Answer
Let $r=\dfrac{a}{b}$ in the lowest terms, which gives finite decimal expansion with $N$ non-zero decimal places. Also, $a,b$ are integers with no common divisors.
Now, $10^{N}\cdot r$ will be an integer, or, $10^{N}\cdot \dfrac{a}{b}=\dfrac{10^{N}\cdot a}{b}$ is an integer, which means $b$ completely divide $10^{N}\cdot a$. But $b$ does not divide $a$ as both are co-prime, so, $b$ divides $10^{N}=2^{N}\cdot 5^{N}$. Thus, $b$ must have prime factors $2$ and $5$, i.e., $b=2^{n}\cdot 5^{m}$, where $0\leq n,m \leq N$ and both are integers. Hence, proved.
Work Step by Step
The results to be used are as follows:
(i) If a real number, $r$ has finite decimal expansion with $N$ non-zero decimal places, then, $10^{N}\cdot r$ is an integer.

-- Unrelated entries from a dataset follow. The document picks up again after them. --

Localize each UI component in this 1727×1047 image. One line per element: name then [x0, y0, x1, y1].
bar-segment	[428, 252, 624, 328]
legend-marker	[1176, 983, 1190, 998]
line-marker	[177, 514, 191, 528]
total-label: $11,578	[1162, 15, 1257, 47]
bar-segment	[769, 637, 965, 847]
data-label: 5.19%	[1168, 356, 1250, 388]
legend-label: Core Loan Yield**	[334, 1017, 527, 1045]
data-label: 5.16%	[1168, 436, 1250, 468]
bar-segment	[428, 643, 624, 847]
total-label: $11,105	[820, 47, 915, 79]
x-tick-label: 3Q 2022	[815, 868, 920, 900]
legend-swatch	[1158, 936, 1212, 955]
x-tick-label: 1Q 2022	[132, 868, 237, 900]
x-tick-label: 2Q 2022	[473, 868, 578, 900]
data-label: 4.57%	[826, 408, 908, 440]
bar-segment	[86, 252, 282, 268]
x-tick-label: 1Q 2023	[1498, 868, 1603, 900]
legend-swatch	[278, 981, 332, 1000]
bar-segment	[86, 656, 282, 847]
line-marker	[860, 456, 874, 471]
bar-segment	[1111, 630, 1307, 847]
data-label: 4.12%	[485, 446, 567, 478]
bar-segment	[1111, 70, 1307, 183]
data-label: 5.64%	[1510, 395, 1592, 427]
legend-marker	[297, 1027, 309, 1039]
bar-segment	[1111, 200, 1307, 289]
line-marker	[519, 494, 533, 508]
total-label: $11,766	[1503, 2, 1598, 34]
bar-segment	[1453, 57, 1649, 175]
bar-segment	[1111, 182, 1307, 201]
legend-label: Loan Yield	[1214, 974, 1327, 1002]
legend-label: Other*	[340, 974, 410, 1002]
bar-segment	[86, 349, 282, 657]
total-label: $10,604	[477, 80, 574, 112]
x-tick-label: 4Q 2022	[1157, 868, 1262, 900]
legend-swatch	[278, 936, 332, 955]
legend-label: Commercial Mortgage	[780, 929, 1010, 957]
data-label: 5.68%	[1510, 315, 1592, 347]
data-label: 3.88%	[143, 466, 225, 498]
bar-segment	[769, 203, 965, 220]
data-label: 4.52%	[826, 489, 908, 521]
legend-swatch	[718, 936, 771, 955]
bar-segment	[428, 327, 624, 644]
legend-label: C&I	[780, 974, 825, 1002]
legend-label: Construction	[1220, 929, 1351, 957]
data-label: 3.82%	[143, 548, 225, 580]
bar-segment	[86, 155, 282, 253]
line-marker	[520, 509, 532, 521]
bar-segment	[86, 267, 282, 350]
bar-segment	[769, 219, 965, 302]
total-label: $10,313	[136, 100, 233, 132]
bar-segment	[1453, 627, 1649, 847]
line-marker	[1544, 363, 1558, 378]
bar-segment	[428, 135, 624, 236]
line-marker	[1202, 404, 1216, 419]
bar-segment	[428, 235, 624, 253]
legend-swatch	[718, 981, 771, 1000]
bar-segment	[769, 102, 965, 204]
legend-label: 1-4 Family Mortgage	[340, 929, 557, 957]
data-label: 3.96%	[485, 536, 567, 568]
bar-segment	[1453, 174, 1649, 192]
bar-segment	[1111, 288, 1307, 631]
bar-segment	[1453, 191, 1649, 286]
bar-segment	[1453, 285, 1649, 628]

(ii) If some number, $c$ divides $a\cdot b$ but $c$ and $b$ are co-prime,i.e., have no common divisors, then, $c$ divides $a$.
(iii) If a number $a$ divides $n=p_{1}^{a_{1}}p_{2}^{a_{2}}p_{3}^{a_{3}}\cdots p_{k}^{a_{k}}$, where $p_{i}$'s are prime factors for $n$, then, $a$ will also have same prime divisors but multiplicity can be less than or equal to multiplicity in prime factorization for $n$. For instance, if $n=2^{6}\cdot 5^{6}$, and $a$ divides $n$, then, $a=2^{n}\cdot 5^{m}$, where $0\leq n\leq 6$ and $0\leq m \leq 6$.